We took Missy -- who, as several of you know, has had chronic kidney disease for over three years now -- for her regular (as in every few months) checkup.
Her appetite has been decreasing for a while, and B and I could both see that she was getting thinner. But when we got her in to the vet and they put her on the scale, she had lost almost a pound. In six months. (Which is a lot for a cat in such a short time, especially when that cat is only eight-and-a-half pounds to begin with.) We were stunned; we hadn't realized it was that bad. Going carefully through our records later, we found that she'd gone from consuming an average 100g a day to about 50g. No wonder she'd lost so much weight.
The technicians took blood for various tests, checked her blood pressure (normal) and did x-rays (which the vet said was not essential, but given the past concerns about cancer, we decided to do). Her kidneys looked small and shriveled, which is to be expected, and she does have some arthritis around her spine, but no sign of tumors, thank god. She was a little dehydrated, which is not uncommon for a cat in her condition, but probably contributed to the fact that the techs weren't able to get enough urine for testing. So she had to stay for an hour or so to get sub-Q fluids. (We thought that would be less stressful for her than bringing her down another day.) We went and had lunch, and Missy did fine. (The technician who brought her out to us said she’d just burrowed into her big bath towel where she felt safe. Which is why I’d insisted it go in with her.)

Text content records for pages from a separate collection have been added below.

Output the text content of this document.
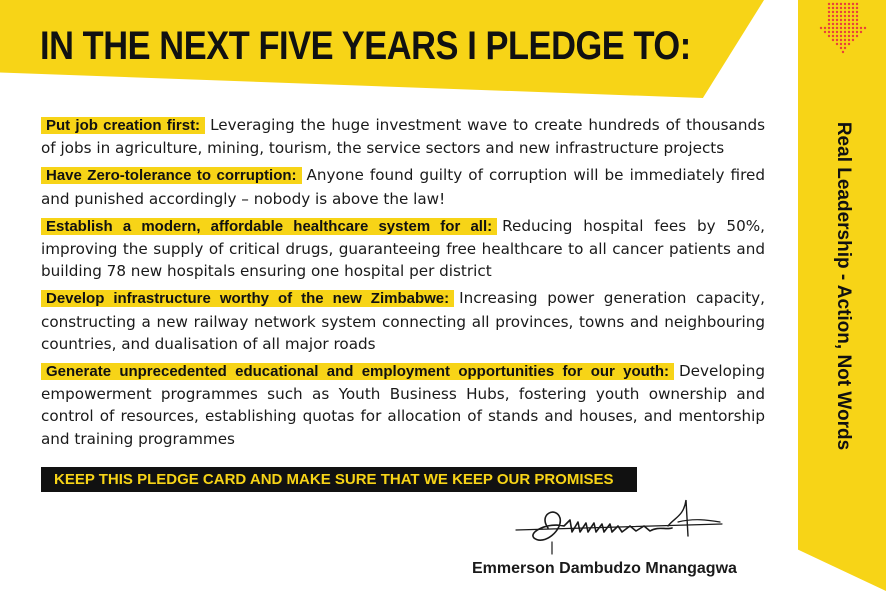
IN THE NEXT FIVE YEARS I PLEDGE TO:

Put job creation first: Leveraging the huge investment wave to create hundreds of thousands of jobs in agriculture, mining, tourism, the service sectors and new infrastructure projects

Have Zero-tolerance to corruption: Anyone found guilty of corruption will be immediately fired and punished accordingly – nobody is above the law!

Establish a modern, affordable healthcare system for all: Reducing hospital fees by 50%, improving the supply of critical drugs, guaranteeing free healthcare to all cancer patients and building 78 new hospitals ensuring one hospital per district

Develop infrastructure worthy of the new Zimbabwe: Increasing power generation capacity, constructing a new railway network system connecting all provinces, towns and neighbouring countries, and dualisation of all major roads

Generate unprecedented educational and employment opportunities for our youth: Developing empowerment programmes such as Youth Business Hubs, fostering youth ownership and control of resources, establishing quotas for allocation of stands and houses, and mentorship and training programmes

KEEP THIS PLEDGE CARD AND MAKE SURE THAT WE KEEP OUR PROMISES
Emmerson Dambudzo Mnangagwa
Real Leadership - Action, Not Words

That evening we were seriously worried about her, though. She's usually a little off after a vet visit, but she was even more clingy and anxious than usual. She finally dozed off in my lap, but kept jerking awake, meowing as if she'd had a bad dream. And she didn't want to eat. But she was fine in the morning.
When the blood results came back, they weren't what we were expecting. The kidneys appeared to be doing OK, relatively speaking. Some of the substances in her blood (phosphates, sodium? I can't find the damn notes I took) are a little out of whack, though. Dr. Yank and I discussed some of the possibilities, cancer and hyperparathyroidism being a couple. Nothing is showing itself enough to take any action at the moment, though; they're just maybes.
Dr. Yank started Missy on mirtazapine as an appetite stimulant. She gets a pill every three days. It did help a lot in the beginning, but today I calculated her daily consumption for the last few weeks (since she started on the drug) and it appears to be dropping again. Sometimes she eats a lot one day (100g+) and very little the next (50g or less), and the variation doesn't seem to be related to the days she gets the drug.
Missy's changed a lot in the past few months or so. She's stopped going outside, which she used to love. I can't remember when I last saw her grooming, although she still asks to be brushed and/or combed several times a day, so her coat is still in good condition. Once in a while she does lick her nose, although not very thoroughly; she pushes her nose and mouth right into the food when she eats (slurping it up like a shop vac sucking up water), and I have to clean the food off of her nose most of the time (which she does not appreciate). Her walking is increasingly unsteady, although she's still able to leap into her favorite chair and scramble onto the bed at 3 AM. And she's completely uninterested in playing. Even if I drag a string back and forth, she barely gives it a glance.
She yowls several times a day. Often, covering her with a blanket seems to be what she wants. But sometimes she just wants cuddles and petting. I think that that and sunning are her favorite pleasures in life now. Every morning, she toasts her tummy for a couple of hours in the space between the window of the bedroom sliding door and the thick drapes -- B and I call it "the cat cooker" -- and then moves to a chair next to the living room slider where she can really get blasted until the sun goes down.
We're almost out of her prescription, and I need to discuss a lot of things with Dr. Yank. So I'm going to get Missy an appointment for next week.
I knew when Missy was first diagnosed with CKD that it was going to get difficult, and now it is. There are decisions coming that I really don't want to think about. I just want to cuddle my baby girl and listen to her purr while she kneads and pokes holes in my good shirt. So I'm doing a lot of that.